Jalen Green,
Jonathan Kuminga and Isaiah Todd all bet that bypassing college
basketball to get the jump on an NBA career was the right call.
The three
teenagers will soon find out how well their preps-to-pros path –
being paid to play on a G League team designed to develop elite
prospects – has prepared them for it.
Green and
Kuminga were top-10 picks in Thursday night’s NBA draft, while Todd
was the opening pick of the second round after spending last season
with G League Ignite. That gave the developmental team as many
selections as any school — and more than bluebloods like Kentucky,
Duke, North Carolina and Kansas.
The trio is the
first wave of players to come through Ignite, and the latest
example of top prospects finding alternate routes to the
NBA that don’t include a stop on a college campus.
“I feel like
the Ignite team was perfect for a guy like me and the guys that
chose to go this route,” Todd said Friday. “We’re all bettering
ourselves. … We felt like learning from the NBA’s backyard directly
will put us ahead of the guys that may have been going to college
for whatever the route they chose to go.”
Ignite’s three
picks matched Florida State and Texas for the most in the draft,
and it joined Gonzaga and Tennessee as the only schools to produce
two first-round selections.
The option is
truly for a small subset of the most elite prospects because the
NBA maintains its age limit on draft-eligible players, sending most
to college for at least a year.

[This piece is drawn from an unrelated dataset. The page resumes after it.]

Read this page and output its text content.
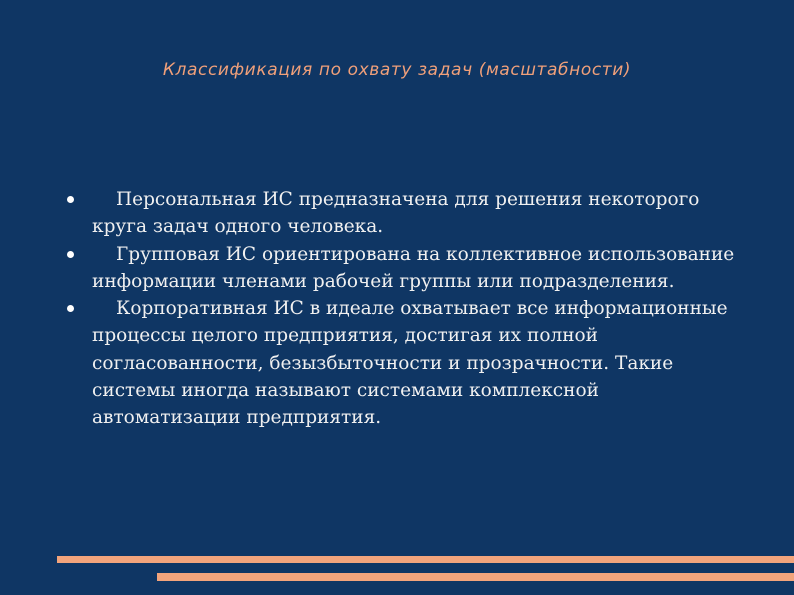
Классификация по охвату задач (масштабности)
Персональная ИС предназначена для решения некоторого круга задач одного человека.
Групповая ИС ориентирована на коллективное использование информации членами рабочей группы или подразделения.
Корпоративная ИС в идеале охватывает все информационные процессы целого предприятия, достигая их полной согласованности, безызбыточности и прозрачности. Такие системы иногда называют системами комплексной автоматизации предприятия.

Green, who landed at No. 2 with the
Houston Rockets, felt that one-year stop was worth missing out on
college basketball.
“I think the
difference with college and the G League is you’re a step ahead
early,” he said. “You learn how to be a pro on and off the court,
learn how to handle the business of basketball while still learning
the terminologies and the pace of the game. … I feel like you gain
more knowledge going there than – no offense – college just because
of the setting and the situation and the play style, things like
that.”
The G League
Ignite played its first season last year with a roster blending
those young talents with veterans of the NBA or other professional
leagues to act as mentors. The G League held its season in February
and March in the bubble in Orlando, Florida, amid the pandemic,
with the Ignite playing 15 regular-season games and one playoff
game.
That means the
Walnut Creek, California-based team competes against other G League
teams filled with older and stronger players or plays international
exhibitions while also receiving offcourt life-skills training.
The league
hasn’t disclosed how much players are paid, with Ignite spokeswoman
Mara Rudolph saying only that it varies. ESPN reported in April 2020 that
salaries could reach “$500,000-plus.”
Beyond the
court, the team also receives life skills training that included
sessions with NBA players and their family members, Rudolph said.

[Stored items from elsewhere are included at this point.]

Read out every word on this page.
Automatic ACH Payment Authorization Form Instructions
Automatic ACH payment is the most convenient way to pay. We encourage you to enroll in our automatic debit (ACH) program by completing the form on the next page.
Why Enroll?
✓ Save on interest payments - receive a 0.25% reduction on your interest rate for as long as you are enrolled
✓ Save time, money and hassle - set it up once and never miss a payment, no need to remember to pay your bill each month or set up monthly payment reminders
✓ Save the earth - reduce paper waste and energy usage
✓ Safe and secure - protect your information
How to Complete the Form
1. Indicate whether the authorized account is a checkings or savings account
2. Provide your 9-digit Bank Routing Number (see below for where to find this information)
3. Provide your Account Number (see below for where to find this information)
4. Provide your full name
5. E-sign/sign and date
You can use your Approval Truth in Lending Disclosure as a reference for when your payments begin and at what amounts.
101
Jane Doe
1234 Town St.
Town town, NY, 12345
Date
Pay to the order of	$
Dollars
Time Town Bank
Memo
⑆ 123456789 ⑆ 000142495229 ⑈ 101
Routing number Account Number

There were also speakers on a range of topics including financial
literacy, media training, sleep therapy and even voter-registration
education.
“They taught us
how to, from handling money, all the way to saying no to family
members, all the way to living on our own and what to fuel our
bodies,” Todd said. “Because as young guys that just graduated high
school, not only do we have to learn how to become professional
basketball players, but we had to learn how to become young
men.”
The 19-year-old
Green was the first player to sign with Ignite, with the 6-foot-6
scoring guard from Napa, California, listed as 247sports.com’s No.

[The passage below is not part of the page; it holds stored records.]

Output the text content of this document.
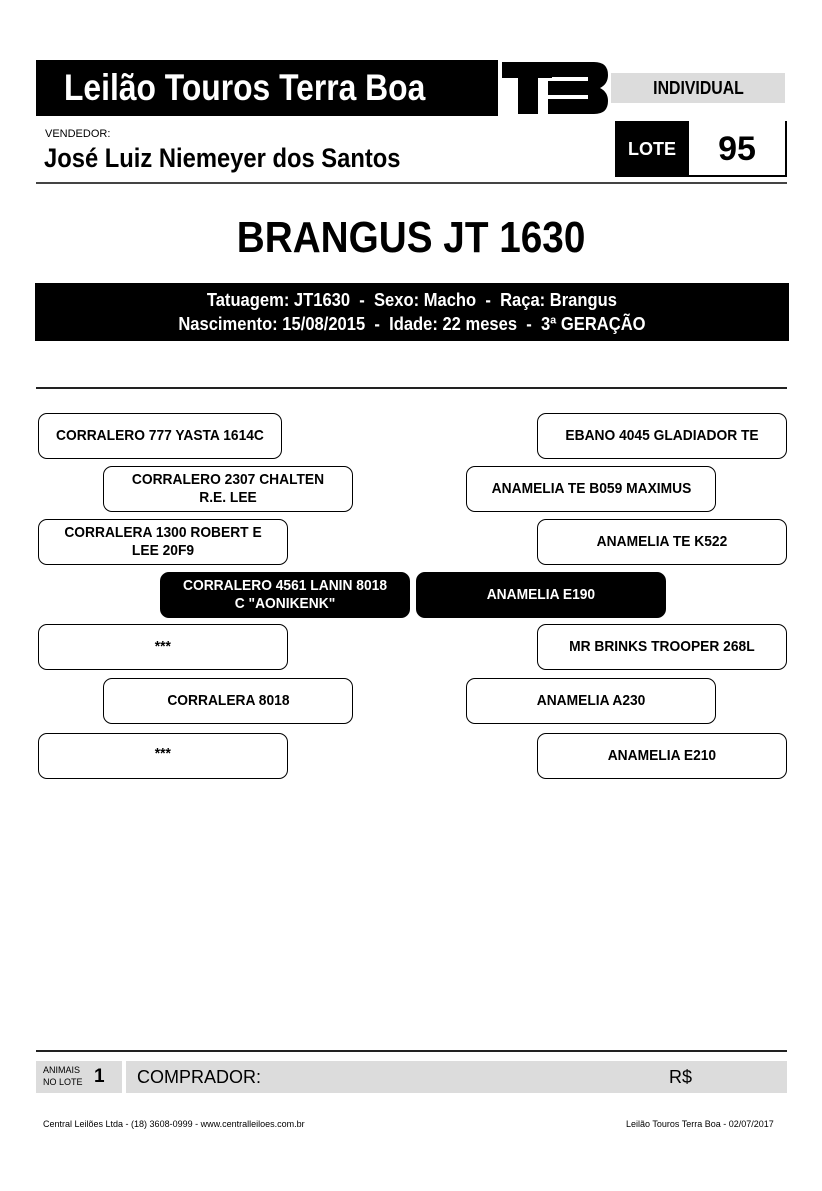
Leilão Touros Terra Boa	INDIVIDUAL
VENDEDOR:
José Luiz Niemeyer dos Santos	LOTE	95
BRANGUS JT 1630
Tatuagem: JT1630  -  Sexo: Macho  -  Raça: Brangus
Nascimento: 15/08/2015  -  Idade: 22 meses  -  3ª GERAÇÃO
CORRALERO 777 YASTA 1614C
CORRALERO 2307 CHALTEN R.E. LEE
CORRALERA 1300 ROBERT E LEE 20F9
CORRALERO 4561 LANIN 8018 C "AONIKENK"
***
CORRALERA 8018
***
EBANO 4045 GLADIADOR TE
ANAMELIA TE B059 MAXIMUS
ANAMELIA TE K522
ANAMELIA E190
MR BRINKS TROOPER 268L
ANAMELIA A230
ANAMELIA E210
ANIMAIS
NO LOTE 1 COMPRADOR:	R$
Central Leilões Ltda - (18) 3608-0999 - www.centralleiloes.com.br	Leilão Touros Terra Boa - 02/07/2017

2-ranked recruit in the high school class of 2020.
The 18-year-old
Kuminga, a 6-6 forward born in the Democratic Republic of the
Congo, was ranked No. 4 and picked at No. 7 by Golden State. Todd,
19, is a 6-10 forward who played prep ball in Raleigh, North
Carolina. He was the No. 20 recruit and was picked by Milwaukee
with the No. 31 pick before being dealt to Washington.
It wasn’t a
perfect run for Ignite. Another top preps-to-pros prospect, 6-5
guard Daishen Nix, went undrafted after being ranked as the No. 17
recruit in his class, highlighting the challenge facing even the
best of players by passing on the chance to develop as a potential
star at the college level against players their own age. (Nix will
reportedly play for the Philadelphia 76ers during Summer
League).
Regardless,
Ignite already has four prospects lined up from this year’s class,
headlined by 247sports’ No. 3-ranked prospect in guard Jaden Hardy
from Henderson, Nevada.
Expect to see
more players going this route, especially with Ignite’s draft-night
haul.
“When I got to
the G League, I feel like it prepared me to pretty much everything,
on and off the court,” Kuminga said. “I feel like that was a good
decision that I made in my life to go out there.”